Individual evaluation (for senior positions)
In terms of individual evaluation, individual differences (eg, personality and willingness to take risks) associated with effective risk-taking can help inform part of the selection process. Understanding these differences can help organizations make more effective selection decisions for successful leaders.

Training
The emergence of derailing characteristics among leaders can be a worrying sign for organizations. Derailing characteristics may be closely related to characteristics exhibited by leaders as they rose to the top. Giving people advice at the right time is therefore key to helping them develop adaptive behaviors and stopping derailing characteristics before they have a negative effect.

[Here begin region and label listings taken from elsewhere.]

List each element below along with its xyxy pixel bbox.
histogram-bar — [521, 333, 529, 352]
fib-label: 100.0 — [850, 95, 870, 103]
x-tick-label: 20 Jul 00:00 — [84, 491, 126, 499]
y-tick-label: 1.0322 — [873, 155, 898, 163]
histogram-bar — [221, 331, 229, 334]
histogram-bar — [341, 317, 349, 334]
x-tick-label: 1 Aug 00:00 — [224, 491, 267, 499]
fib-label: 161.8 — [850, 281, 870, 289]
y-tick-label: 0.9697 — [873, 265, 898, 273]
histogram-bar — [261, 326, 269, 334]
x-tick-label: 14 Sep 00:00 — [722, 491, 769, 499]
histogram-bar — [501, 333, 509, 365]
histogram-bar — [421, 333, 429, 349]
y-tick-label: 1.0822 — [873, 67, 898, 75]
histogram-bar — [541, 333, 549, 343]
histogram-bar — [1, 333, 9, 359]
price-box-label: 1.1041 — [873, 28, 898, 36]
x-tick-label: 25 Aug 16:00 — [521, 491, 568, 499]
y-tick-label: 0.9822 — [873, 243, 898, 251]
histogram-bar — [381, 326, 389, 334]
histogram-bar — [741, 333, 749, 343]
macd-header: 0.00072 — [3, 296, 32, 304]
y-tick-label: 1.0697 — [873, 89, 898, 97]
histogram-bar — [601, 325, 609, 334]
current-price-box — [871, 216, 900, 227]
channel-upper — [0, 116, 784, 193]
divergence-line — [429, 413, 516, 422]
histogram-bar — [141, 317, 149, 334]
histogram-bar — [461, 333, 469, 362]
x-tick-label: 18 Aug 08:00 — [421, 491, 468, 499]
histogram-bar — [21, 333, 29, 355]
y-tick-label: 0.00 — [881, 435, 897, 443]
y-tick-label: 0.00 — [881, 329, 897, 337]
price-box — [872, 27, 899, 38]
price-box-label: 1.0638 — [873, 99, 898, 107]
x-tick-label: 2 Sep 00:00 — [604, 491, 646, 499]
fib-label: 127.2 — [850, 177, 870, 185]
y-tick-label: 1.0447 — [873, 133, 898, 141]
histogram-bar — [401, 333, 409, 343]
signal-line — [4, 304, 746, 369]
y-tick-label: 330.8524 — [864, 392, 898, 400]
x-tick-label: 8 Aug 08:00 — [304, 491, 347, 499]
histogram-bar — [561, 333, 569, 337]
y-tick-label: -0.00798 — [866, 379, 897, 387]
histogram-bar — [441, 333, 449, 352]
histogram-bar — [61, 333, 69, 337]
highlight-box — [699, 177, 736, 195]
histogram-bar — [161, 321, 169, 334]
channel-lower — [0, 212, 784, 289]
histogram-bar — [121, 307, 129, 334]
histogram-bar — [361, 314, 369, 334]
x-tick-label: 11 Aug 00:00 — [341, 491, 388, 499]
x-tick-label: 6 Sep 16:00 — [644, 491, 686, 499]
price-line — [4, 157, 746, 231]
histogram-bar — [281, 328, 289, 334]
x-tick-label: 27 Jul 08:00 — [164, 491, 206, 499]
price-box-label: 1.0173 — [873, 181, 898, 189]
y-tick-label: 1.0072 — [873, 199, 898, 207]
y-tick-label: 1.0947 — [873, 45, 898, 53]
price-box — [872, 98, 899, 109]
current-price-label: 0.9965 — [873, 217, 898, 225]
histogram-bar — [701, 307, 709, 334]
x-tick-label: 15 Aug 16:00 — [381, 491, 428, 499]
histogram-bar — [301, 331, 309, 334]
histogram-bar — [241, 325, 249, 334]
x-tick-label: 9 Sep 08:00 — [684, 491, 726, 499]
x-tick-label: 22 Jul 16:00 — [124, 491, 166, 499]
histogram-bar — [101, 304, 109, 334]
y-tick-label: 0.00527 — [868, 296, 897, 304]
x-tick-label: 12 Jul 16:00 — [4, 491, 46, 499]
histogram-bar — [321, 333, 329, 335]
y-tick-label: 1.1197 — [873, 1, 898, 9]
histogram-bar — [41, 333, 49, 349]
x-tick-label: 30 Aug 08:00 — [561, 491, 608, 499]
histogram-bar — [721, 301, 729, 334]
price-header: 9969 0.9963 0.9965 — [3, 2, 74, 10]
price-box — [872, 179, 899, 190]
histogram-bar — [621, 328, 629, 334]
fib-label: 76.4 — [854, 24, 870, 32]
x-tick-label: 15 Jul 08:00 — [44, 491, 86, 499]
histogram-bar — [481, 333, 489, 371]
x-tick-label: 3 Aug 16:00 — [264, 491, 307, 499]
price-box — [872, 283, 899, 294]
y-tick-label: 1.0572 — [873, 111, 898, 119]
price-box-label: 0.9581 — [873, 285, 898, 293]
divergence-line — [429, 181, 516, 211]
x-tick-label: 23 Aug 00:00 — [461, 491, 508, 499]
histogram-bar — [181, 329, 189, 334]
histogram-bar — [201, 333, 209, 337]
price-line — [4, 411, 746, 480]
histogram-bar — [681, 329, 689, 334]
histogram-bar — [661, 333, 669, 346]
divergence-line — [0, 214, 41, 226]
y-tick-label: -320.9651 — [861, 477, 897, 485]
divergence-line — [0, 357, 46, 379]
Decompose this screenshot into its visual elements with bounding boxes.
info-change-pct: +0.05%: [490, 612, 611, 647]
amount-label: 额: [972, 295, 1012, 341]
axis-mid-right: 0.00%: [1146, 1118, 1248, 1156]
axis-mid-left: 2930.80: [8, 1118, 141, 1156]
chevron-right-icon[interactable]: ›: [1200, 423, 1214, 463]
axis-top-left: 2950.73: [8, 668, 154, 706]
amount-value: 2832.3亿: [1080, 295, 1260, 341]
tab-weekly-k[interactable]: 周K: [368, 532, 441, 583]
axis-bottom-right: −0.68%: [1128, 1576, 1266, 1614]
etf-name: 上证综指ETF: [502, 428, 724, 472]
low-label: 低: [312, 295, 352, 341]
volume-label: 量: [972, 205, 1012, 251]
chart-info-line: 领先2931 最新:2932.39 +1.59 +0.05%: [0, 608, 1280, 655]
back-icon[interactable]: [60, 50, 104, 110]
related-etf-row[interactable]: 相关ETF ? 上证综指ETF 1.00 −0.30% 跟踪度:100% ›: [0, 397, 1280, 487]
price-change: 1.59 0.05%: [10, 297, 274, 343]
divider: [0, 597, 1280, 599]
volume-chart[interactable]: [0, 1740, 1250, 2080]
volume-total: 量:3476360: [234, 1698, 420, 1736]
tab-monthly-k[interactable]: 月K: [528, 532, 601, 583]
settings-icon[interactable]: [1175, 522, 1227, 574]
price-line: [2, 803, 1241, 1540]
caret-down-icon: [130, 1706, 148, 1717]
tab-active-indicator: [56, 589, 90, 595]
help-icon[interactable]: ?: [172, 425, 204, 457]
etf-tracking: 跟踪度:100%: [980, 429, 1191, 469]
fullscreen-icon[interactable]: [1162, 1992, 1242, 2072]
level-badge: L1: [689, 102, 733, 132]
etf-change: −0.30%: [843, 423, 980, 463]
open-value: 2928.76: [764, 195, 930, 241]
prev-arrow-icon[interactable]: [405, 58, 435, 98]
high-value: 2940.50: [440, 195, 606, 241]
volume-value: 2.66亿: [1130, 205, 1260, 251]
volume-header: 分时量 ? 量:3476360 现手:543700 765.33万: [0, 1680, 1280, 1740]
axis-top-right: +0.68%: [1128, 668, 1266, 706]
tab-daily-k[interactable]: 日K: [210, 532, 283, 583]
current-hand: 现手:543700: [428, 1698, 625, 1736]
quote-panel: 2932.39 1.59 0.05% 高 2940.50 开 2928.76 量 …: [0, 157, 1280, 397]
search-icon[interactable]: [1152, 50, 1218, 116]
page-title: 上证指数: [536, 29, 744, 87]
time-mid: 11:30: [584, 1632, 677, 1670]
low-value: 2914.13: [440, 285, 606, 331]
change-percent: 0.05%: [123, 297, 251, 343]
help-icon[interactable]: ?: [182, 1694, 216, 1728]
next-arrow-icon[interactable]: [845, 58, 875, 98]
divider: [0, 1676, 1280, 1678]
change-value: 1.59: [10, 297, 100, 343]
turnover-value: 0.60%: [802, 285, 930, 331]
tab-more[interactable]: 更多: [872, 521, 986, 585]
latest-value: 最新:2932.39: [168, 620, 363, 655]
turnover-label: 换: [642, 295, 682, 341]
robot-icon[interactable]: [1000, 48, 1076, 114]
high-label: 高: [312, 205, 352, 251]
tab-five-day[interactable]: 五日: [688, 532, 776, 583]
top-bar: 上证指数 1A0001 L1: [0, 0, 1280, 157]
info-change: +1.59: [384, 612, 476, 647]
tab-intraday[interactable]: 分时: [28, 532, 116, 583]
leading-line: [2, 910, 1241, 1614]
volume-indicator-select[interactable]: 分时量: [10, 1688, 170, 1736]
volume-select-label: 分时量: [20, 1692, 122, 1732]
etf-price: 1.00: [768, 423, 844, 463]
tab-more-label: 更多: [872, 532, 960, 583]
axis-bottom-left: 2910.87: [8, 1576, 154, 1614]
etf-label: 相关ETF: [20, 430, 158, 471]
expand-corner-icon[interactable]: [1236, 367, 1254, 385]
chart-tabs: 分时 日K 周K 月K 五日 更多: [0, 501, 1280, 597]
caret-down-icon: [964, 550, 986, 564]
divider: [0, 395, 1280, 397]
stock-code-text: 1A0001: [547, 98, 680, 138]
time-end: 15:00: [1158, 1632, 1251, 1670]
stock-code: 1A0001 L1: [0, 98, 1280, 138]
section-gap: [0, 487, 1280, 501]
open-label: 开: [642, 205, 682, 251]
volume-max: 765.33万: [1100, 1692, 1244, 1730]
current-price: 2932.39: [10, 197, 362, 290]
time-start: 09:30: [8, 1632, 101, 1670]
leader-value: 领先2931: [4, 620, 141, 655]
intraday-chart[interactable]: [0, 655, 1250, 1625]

It has been suggested that derailment features can be reversed given enough time and development. Coaching provides an excellent forum to increase awareness of adaptation to new situations and ineffective behaviors. This can help leaders realize the benefits of better adaptation and work on more effective behaviors to build and maintain relationships.

leadership development
Leadership development techniques can be used to enable individuals and organizations to understand the different requirements placed on today’s leaders. Increase awareness of effective individual characteristics (eg, resilience, willingness to take risks, drive for results, motivation, action orientation, and risk assessment techniques), as well as industry-specific considerations and requirements. So leadership development requires people to live these requirements in their everyday business environment to develop their skills.

Talent management
Applying an understanding of what makes leaders effective risk takers and the associated conditions enables organizations to develop their talent management strategy in terms of what potential looks like and how to measure it. Understanding what motivates these leaders will also help organizations retain the leaders with the greatest potential. Additionally, the ability to recognize an effective risk taker early in their career will allow organizations to encourage and develop these individuals to become effective leaders for their organization. Developing talent from within reduces the likelihood of having to hire outside leaders and therefore is likely to save the organization money in the long run.